Le cardinal Pierbattista Pizzaballa, patriarche latin de Jérusalem (en photo), et le cardinal Dominique Mathieu, de l'archidiocèse de Téhéran-Ispahan en Iran, ont appelé à la prière le 16 juin 2025, alors que le conflit entre l'Iran et Israël s'intensifiait. / Crédit : Avec l'aimable autorisation de la Custodie de Terre Sainte
Rédaction de Washington, D.C., 16 juin 2025 / 18h40 (CNA).
Les dirigeants catholiques en Iran et en Israël prient pour la paix alors que la violence entre les deux nations continue de s'intensifier à la suite des assassinats par Israël de responsables militaires et de scientifiques nucléaires iraniens, ainsi que des frappes aériennes israéliennes contre des installations militaires et des sites nucléaires iraniens.
Israël a lancé son attaque initiale le 13 juin, le Premier ministre Benjamin Netanyahu déclarant que l'objectif d'Israël est de stopper le programme nucléaire iranien. En réponse, l'Iran a lancé des centaines de missiles balistiques, dont la majorité a été interceptée avec succès par Israël. Plus de 200 Iraniens et au moins 24 Israéliens ont été tués.
Le cardinal Dominique Mathieu, de l'archidiocèse de Téhéran-Ispahan en Iran, ainsi que le cardinal Pierbattista Pizzaballa, patriarche latin de Jérusalem en Israël, prient tous deux pour la paix à un moment où beaucoup craignent que le conflit militaire ne s'étende.
Dans dans une interview accordée à AsiaNews, Mgr Mathieu a déclaré quelques heures après l'attaque initiale : « C'est avec regret que nous constatons... une fois de plus que la paix est recherchée par des attaques préventives au lieu de s'engager dans le dialogue autour de la table des négociations. »
« Nous prions pour que la paix par le dialogue fondé sur un consensus prévale », a-t-il déclaré. « Que l'Esprit Saint guide ce processus. »
Le Patriarcat de Jérusalem a publié une prière « pour une paix juste » sur son compte X officiel quelques heures seulement après l'attaque initiale.
« Ô Dieu de paix, “Tu es le même hier, aujourd'hui et à jamais” (Hé 13,8) », dit la prière. « Tu as dit : “Je vous laisse la paix, je vous donne ma paix. Je ne vous la donne pas comme le monde la donne. Que votre cœur ne soit pas bouleversé, ni effrayé” (Jn 14,27). »

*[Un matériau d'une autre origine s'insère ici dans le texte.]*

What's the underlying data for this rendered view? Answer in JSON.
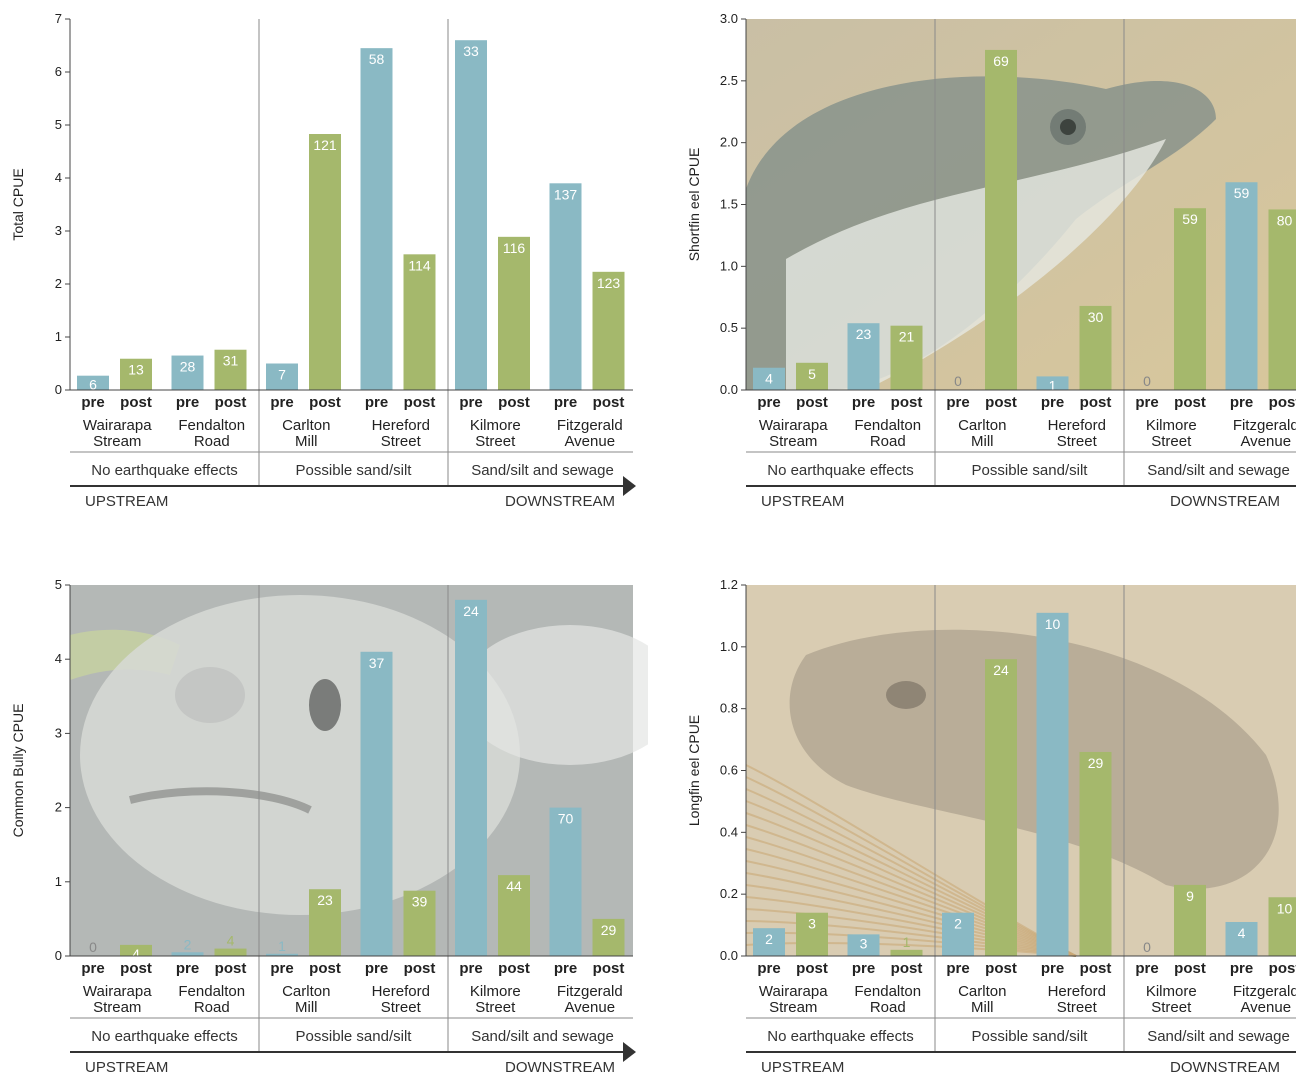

« Nous élevons vers toi nos cœurs fatigués, Seigneur, aspirant à ta lumière au milieu des ombres de la peur et de l'agitation », poursuit la prière. « Apprends-nous à être des artisans de paix, car “Heureux les artisans de paix, car ils seront appelés enfants de Dieu” (Mt 5,9). Sème en nous les graines de la réconciliation et fais de nous des instruments de ta paix dans un monde blessé. »
« Accorde-nous la grâce de vivre comme tu l'as commandé : “S'il est possible, pour autant que cela dépende de vous, vivez en paix avec tous les hommes” (Rm 12,18). Qu'il y ait dans nos villes et nos pays : “La paix dans tes murs et la sécurité dans tes palais” (Ps 122,7). Au milieu de la détresse, nous proclamons : “Le Seigneur est ma lumière et mon salut : de qui aurais-je crainte ?” (Ps 27,1). “Je me couche et aussitôt je m'endors en paix, car toi seul, Seigneur, tu me fais habiter en sécurité” (Ps 4,8). »
). “Nous avons confiance en ta promesse éternelle : “Et voici, je suis avec vous tous les jours, jusqu'à la fin du monde” (Mt 28,20). Amen.”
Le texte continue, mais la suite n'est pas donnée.